Banken haben derzeit ein völlig neues Feld der Werbung entdeckt: das Marketing mit der Angst. Spätestens seit der sicherlich anzweifelbaren Medienkampagne über den Verkauf von Krediten stehen die Kunden in den Filialen Schlange und wollen wissen, ob ihr Kredit bei der Bank X, der Sparkasse Y oder der Volksbank Z noch sicher sei? Warum? Weil den Bundesdeutschen suggeriert wird, sie stünden bald ohne ihr Heim da, wenn gewissen- und verantwortungslose Banker die Forderungen an herzlose Investorengruppen veräußern, die die Eigenheimbesitzer dann ohne Rücksicht aus dem Häuschen drängen, um zu verwerten. Seitdem vergeht keine Pressekonferenz, auf der nicht betont wird: Kreditverkäufe - nicht mit uns. "Sparkassen verkaufen grundsätzlich keine ordnungsgemäß bedienten Kredite. Ihnen liegt daran, die Kunden über die gesamte Vertragslaufzeit eines Kredites zu begleiten", sagte beispielsweise der Vizepräsident des Sparkassenverbandes Bayern. Die Commerzbank bietet gar einen Verkaufsschutz für Kredite öffentlich(keitswirksam) an. Die Taunus-Sparkasse reagierte prompt auf diese Kampagne mit der Anzeige des Vorstandsvorsitzenden Hans-Dieter Homberg: "Wir verkaufen unsere Kunden nicht! " Der Zweck all dieser Versuche ist klar. Die Betonung der Bedeutung der Langfristigkeit für die Geschäftsbeziehung soll zum Wettbewerbsvorteil werden. Banken und Sparkassen wollen nützlich sein, über den bloßen Profit hinaus. Wie schön!
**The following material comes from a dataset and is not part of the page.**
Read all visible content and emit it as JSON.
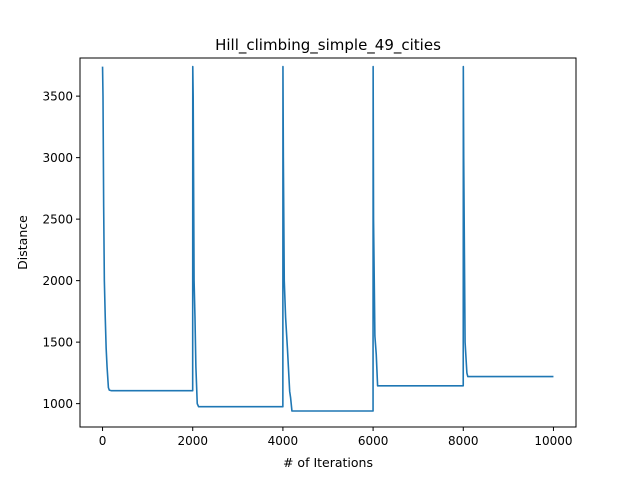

Wenn nun diskutiert wird, im Rahmen des "Risikobegrenzungsgesetzes" ein Sonderkündigungsrecht für Darlehensnehmer im Falle des Weiterverkaufs der Forderung gesetzlich zu verankern, kann das nicht richtig sein. Zum einen würde es kontraproduktiv wirken, wenn Kreditverkäufe aufgrund der Unwägbarkeit der Zustimmung tausender von Kunden als Steuerungsinstrument ausfallen würden. Damit würde die Effizienz des Kreditgeschäfts erheblich beeinflusst, die Preise für Kunden würden steigen, da Banken sich das zusätzliche Risiko in den eigenen Büchern bezahlen lassen müssen. Das kann weder im Interesse von Verbraucherschützern, Politikern, der Wohnungswirtschaft noch der Kunden sein. Zum anderen muss bei allem in richtigen Dosen notwendigen Verbraucher schutz darauf geachtet werden, dass solche Gesetzesvorhaben keinen Freibrief für säumige Schuldner darstellen, die sich so ihren Verpflichtungen entziehen. Denn nicht nur Banken und Investoren verstehen es, Gesetzeslücken zu ihren Gunsten auszulegen.

Banken und Sparkassen ist vorzuwerfen, dass sie nun mittels gut gemeinter Äußerungen und Anzeigen einen Schaden beheben wollen, den sie selbst verursacht haben. Nicht durch den Verkauf per se, aber durch mangelnde Offenheit im Umgang mit den Kunden. So wurde Vertrauen verspielt und die Politik erst auf den Plan gerufen. Warum wird den Erwerbern der Forderungen die Einhaltung der Sicherungszweckerklärung nicht deutlich klarer abgenommen? Warum wird nicht besser kommuniziert, dass sich an der grundsätzlichen Rechtsposition nichts ändert und der Schuldner gegen ungerechtfertigte Zwangsmaßnahmen Rechtsmittel, beispielsweise den einstweiligen Rechtsschutz, einlegen kann? Transparenz würde schon ausreichen, einen Großteil der Angst zu nehmen. Besser und nachhaltiger als das jede Werbung kann, durch die richtig gemacht "viele kleine Dinge erst groß gemacht werden", wie schon Mark Twain feststellte.